Continuing engagement will help
with moderation of the Taliban. It will help keep Taliban accountable to the
agreement it signs up to. Such support will help the Taliban balance any
Pakistani pressures on it, enabling it to cast aside Pakistan’s shadow as an
autonomous actor. International presence and oversight will ensure that the
government forces, women and minorities are not imposed on adversely. Absent
such oversight, it can only portend a return to civil
war and multiple proxy
wars.
India has the capacity to engage
with this process of socialisation of the Taliban. Its participation would be
indispensible for the international community because of the political weight
it brings to the table as a regional power, and as an economic heavyweight.

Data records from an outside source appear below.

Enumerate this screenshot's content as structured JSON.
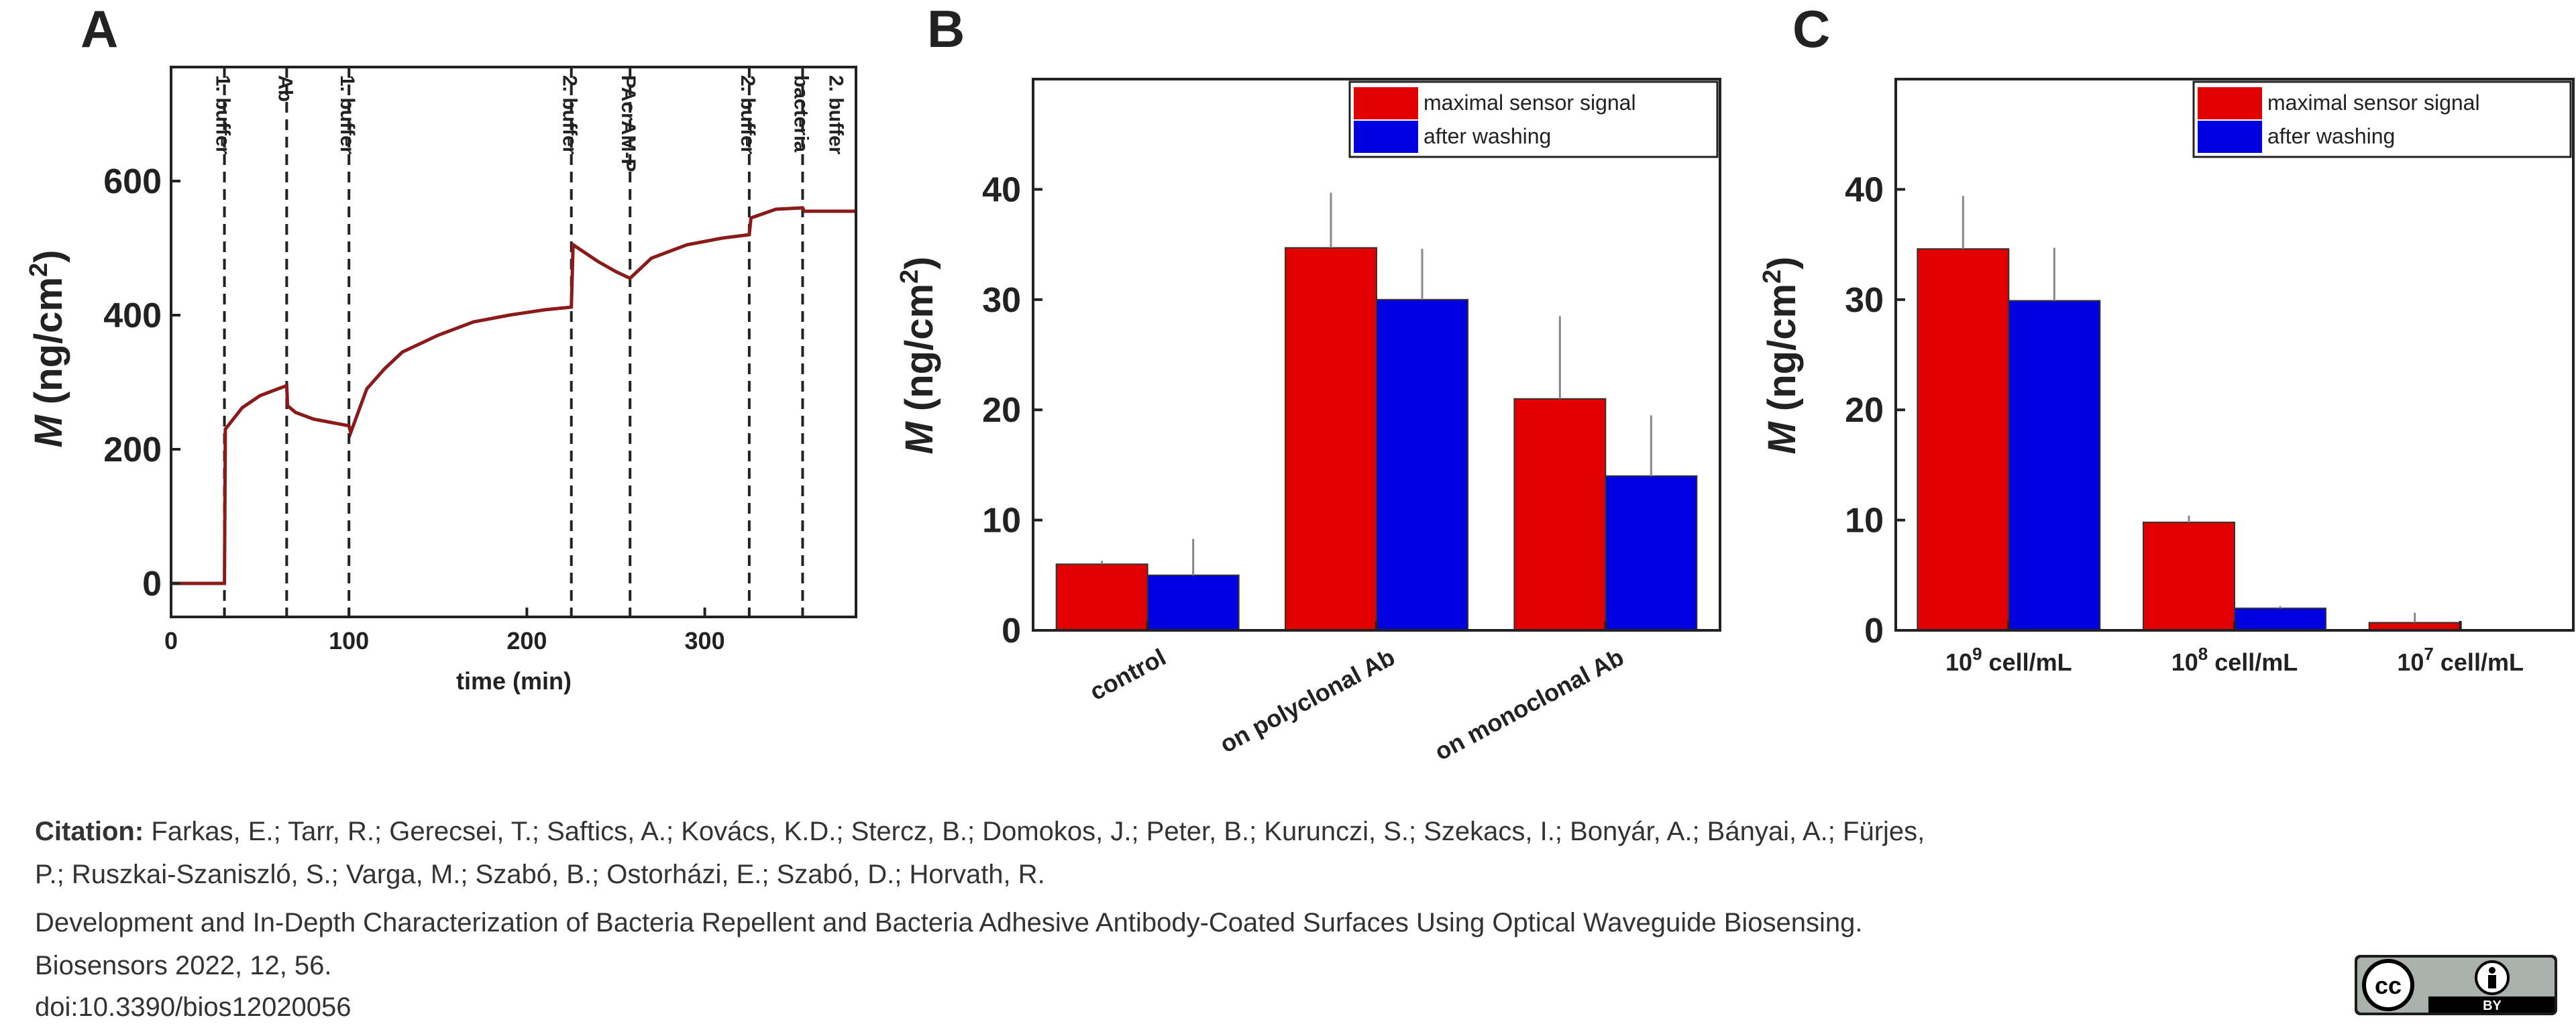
{
  "panels": [
    "A",
    "B",
    "C"
  ],
  "chart_data": [
    {
      "type": "line",
      "panel": "A",
      "xlabel": "time (min)",
      "ylabel": "M (ng/cm2)",
      "xlim": [
        0,
        385
      ],
      "ylim": [
        -50,
        770
      ],
      "xticks": [
        0,
        100,
        200,
        300
      ],
      "yticks": [
        0,
        200,
        400,
        600
      ],
      "line_color": "#8b1a1a",
      "x": [
        0,
        30,
        30.5,
        40,
        50,
        60,
        65,
        65.5,
        70,
        80,
        90,
        100,
        101,
        110,
        120,
        130,
        150,
        170,
        190,
        210,
        225,
        226,
        240,
        250,
        258,
        270,
        290,
        310,
        325,
        326,
        340,
        355,
        356,
        370,
        385
      ],
      "y": [
        0,
        0,
        230,
        262,
        280,
        290,
        295,
        265,
        255,
        245,
        240,
        235,
        225,
        290,
        320,
        345,
        370,
        390,
        400,
        408,
        412,
        505,
        480,
        465,
        455,
        485,
        505,
        515,
        520,
        545,
        558,
        560,
        555,
        555,
        555
      ],
      "events": [
        {
          "x": 30,
          "label": "1. buffer",
          "side": "left"
        },
        {
          "x": 65,
          "label": "Ab",
          "side": "left"
        },
        {
          "x": 100,
          "label": "1. buffer",
          "side": "left"
        },
        {
          "x": 225,
          "label": "2. buffer",
          "side": "left"
        },
        {
          "x": 258,
          "label": "PAcrAM-P",
          "side": "left"
        },
        {
          "x": 325,
          "label": "2. buffer",
          "side": "left"
        },
        {
          "x": 355,
          "label": "bacteria",
          "side": "left"
        },
        {
          "x": 355,
          "label": "2. buffer",
          "side": "right"
        }
      ]
    },
    {
      "type": "bar",
      "panel": "B",
      "ylabel": "M (ng/cm2)",
      "ylim": [
        0,
        50
      ],
      "yticks": [
        0,
        10,
        20,
        30,
        40
      ],
      "categories": [
        "control",
        "on polyclonal Ab",
        "on monoclonal Ab"
      ],
      "series": [
        {
          "name": "maximal sensor signal",
          "color": "#e00000",
          "values": [
            6,
            34.7,
            21
          ],
          "errors": [
            0.3,
            5,
            7.5
          ]
        },
        {
          "name": "after washing",
          "color": "#0000e0",
          "values": [
            5,
            30,
            14
          ],
          "errors": [
            3.3,
            4.6,
            5.5
          ]
        }
      ],
      "legend": "top-right"
    },
    {
      "type": "bar",
      "panel": "C",
      "ylabel": "M (ng/cm2)",
      "ylim": [
        0,
        50
      ],
      "yticks": [
        0,
        10,
        20,
        30,
        40
      ],
      "categories": [
        "10^9 cell/mL",
        "10^8 cell/mL",
        "10^7 cell/mL"
      ],
      "category_labels": [
        {
          "base": "10",
          "exp": "9",
          "unit": " cell/mL"
        },
        {
          "base": "10",
          "exp": "8",
          "unit": " cell/mL"
        },
        {
          "base": "10",
          "exp": "7",
          "unit": " cell/mL"
        }
      ],
      "series": [
        {
          "name": "maximal sensor signal",
          "color": "#e00000",
          "values": [
            34.6,
            9.8,
            0.7
          ],
          "errors": [
            4.8,
            0.6,
            0.9
          ]
        },
        {
          "name": "after washing",
          "color": "#0000e0",
          "values": [
            29.9,
            2,
            0
          ],
          "errors": [
            4.8,
            0.2,
            0
          ]
        }
      ],
      "legend": "top-right"
    }
  ],
  "citation": {
    "label": "Citation:",
    "authors_line1": "Farkas, E.; Tarr, R.; Gerecsei, T.; Saftics, A.; Kovács, K.D.; Stercz, B.; Domokos, J.; Peter, B.; Kurunczi, S.; Szekacs, I.; Bonyár, A.; Bányai, A.; Fürjes,",
    "authors_line2": "P.; Ruszkai-Szaniszló, S.; Varga, M.; Szabó, B.; Ostorházi, E.; Szabó, D.; Horvath, R.",
    "title": "Development and In-Depth Characterization of Bacteria Repellent and Bacteria Adhesive Antibody-Coated Surfaces Using Optical Waveguide Biosensing.",
    "journal": "Biosensors 2022, 12, 56.",
    "doi": "doi:10.3390/bios12020056"
  },
  "license_badge": {
    "icons": [
      "cc-icon",
      "by-icon"
    ],
    "text": "BY"
  }
}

Continued engagement will help India preserve its over-USD 2 billion investment
in Afghanistan, besides deepen India’s soft power sway. It will help India keep
a foot in the door in Afghanistan, that otherwise is set to be dominated by its
other competitor, China.
India would also be able to
influence Taliban’s perspective on regional security issues as Kashmir,
preempting any redeployment
of Taliban fighters by Pakistan from a stabilized situation in Afghanistan
towards a restive Kashmir. This would help build on the Taliban’s preference
expressed in its statement
on the changes in Kashmir that the two states, India and Pakistan, keep their
difference over Kashmir out of the emerging situation in Afghanistan.

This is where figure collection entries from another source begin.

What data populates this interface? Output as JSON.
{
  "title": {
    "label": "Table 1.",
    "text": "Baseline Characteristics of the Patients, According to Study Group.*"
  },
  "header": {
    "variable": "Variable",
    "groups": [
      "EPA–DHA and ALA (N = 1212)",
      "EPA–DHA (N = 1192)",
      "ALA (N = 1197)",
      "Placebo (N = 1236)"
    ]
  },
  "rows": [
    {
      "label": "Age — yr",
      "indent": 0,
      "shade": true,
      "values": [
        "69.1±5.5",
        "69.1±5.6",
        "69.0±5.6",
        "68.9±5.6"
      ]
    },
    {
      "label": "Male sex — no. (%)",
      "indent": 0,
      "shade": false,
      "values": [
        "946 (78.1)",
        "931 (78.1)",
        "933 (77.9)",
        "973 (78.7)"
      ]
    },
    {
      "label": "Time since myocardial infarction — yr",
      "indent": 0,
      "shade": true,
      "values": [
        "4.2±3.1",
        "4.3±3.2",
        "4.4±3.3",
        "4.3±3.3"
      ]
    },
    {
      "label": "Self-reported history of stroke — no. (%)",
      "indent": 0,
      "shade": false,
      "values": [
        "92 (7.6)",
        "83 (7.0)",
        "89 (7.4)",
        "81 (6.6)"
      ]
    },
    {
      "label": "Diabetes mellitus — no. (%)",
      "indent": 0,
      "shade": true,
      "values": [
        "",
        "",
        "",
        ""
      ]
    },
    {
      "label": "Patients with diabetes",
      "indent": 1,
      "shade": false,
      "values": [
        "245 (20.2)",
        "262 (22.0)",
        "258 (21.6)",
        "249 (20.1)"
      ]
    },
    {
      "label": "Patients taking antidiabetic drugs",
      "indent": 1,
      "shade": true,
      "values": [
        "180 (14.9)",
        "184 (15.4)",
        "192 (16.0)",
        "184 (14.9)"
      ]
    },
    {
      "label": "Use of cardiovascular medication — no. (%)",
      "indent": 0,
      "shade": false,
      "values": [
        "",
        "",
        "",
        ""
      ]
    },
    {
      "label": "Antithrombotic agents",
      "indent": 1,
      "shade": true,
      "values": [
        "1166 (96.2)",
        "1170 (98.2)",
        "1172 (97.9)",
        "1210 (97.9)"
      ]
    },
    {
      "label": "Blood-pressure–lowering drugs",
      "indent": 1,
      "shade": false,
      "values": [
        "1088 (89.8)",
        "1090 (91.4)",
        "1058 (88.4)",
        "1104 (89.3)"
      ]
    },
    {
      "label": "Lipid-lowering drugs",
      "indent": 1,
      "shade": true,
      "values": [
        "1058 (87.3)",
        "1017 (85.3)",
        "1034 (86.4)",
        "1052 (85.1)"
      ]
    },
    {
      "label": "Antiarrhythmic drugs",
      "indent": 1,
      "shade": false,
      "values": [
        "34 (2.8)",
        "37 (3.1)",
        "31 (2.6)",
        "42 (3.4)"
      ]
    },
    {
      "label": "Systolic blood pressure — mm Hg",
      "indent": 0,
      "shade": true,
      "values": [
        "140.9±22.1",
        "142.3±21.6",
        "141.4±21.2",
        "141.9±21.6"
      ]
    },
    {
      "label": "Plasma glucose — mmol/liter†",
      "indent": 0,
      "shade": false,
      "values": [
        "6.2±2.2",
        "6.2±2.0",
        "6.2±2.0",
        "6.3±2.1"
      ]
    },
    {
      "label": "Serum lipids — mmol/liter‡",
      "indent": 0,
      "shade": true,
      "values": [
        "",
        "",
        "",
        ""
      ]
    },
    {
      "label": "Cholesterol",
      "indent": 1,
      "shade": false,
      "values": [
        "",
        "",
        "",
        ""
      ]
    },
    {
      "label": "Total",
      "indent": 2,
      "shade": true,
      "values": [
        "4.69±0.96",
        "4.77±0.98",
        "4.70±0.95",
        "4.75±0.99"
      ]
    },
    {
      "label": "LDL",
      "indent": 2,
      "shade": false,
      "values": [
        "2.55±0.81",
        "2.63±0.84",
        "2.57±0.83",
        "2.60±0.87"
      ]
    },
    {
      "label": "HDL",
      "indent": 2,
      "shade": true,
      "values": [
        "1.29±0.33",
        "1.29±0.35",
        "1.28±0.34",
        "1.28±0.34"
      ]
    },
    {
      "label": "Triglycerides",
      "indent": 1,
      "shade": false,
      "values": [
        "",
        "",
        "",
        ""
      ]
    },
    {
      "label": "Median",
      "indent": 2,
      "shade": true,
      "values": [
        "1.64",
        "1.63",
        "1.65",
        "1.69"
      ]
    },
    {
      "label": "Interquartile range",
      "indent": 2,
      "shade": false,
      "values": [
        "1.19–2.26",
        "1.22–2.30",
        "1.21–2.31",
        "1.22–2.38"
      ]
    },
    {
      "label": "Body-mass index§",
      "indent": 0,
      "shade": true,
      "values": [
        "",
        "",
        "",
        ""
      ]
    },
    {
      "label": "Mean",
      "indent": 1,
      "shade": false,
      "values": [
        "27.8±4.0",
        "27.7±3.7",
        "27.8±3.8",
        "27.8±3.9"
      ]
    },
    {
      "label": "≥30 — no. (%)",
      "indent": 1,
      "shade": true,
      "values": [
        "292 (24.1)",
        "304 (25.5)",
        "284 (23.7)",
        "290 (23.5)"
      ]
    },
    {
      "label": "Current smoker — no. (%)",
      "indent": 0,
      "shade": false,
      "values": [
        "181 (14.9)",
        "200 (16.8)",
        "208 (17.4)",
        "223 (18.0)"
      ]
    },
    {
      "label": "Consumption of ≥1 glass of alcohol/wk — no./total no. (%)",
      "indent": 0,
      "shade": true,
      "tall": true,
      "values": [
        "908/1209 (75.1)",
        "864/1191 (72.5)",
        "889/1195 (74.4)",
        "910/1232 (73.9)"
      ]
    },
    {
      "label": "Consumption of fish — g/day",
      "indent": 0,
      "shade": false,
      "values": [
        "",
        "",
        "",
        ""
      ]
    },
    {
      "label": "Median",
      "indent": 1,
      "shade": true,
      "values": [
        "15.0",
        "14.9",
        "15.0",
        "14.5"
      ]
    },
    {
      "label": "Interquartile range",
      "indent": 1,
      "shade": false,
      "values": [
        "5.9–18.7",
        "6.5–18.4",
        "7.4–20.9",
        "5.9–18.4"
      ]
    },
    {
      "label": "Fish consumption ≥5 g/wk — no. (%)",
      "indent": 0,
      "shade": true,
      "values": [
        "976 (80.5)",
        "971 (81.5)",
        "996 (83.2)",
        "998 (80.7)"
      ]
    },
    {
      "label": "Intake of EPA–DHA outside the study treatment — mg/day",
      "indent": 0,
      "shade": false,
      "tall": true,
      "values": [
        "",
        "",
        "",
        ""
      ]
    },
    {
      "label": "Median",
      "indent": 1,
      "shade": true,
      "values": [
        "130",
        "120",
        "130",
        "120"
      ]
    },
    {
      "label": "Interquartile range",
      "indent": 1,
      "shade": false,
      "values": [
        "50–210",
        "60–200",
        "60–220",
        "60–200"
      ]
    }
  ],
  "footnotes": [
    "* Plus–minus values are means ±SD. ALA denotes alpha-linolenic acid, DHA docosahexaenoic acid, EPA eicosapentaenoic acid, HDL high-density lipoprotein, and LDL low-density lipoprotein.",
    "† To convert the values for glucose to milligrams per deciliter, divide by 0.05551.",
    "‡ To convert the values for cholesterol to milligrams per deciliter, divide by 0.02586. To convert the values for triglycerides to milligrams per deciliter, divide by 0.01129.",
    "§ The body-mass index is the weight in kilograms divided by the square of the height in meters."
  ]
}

As of now, it appears that India
has fired off its first shot in the Afghan endgame by its timing the changes in
Kashmir. Such a strategy places India as a potential spoiler. Indian hardliners
would not be averse to seeing Afghanistan as a site of proxy war sucking in
Pakistan. However, continuing of instability in Afghanistan can only have a
backlash in Kashmir. Therefore if India instead plays along with the
developments, it would alleviate Pakistan’s security dilemma. A tacit
understanding must be arrived at between the two neighbours through the
backchannel in which Pakistan lays off Kashmir in return.
This tradeoff allowing Pakistan
some success in its quest for strategic depth in Afghanistan has immediate term
implications in keeping a lid on the situation in Kashmir. India can sugarcoat
this by conferring statehood on Jammu and Kashmir and making provision of
cultural and land protection under Article 371. India can thus imaginatively
target two birds with one stone: stabilizing Kashmir while inserting itself
constructively into the endgame in Afghanistan.
Currently, India is headed into a
proxy war in Afghanistan to pay back Pakistan for its proxy war in Kashmir. Such
an outcome is product of the muscular strategic outlook India has taken to
lately. Alternative strategic options are available such as the innovative one
broached here. A regional power with great power aspiration should be held to
no less an ambitious strategy for shaping its region.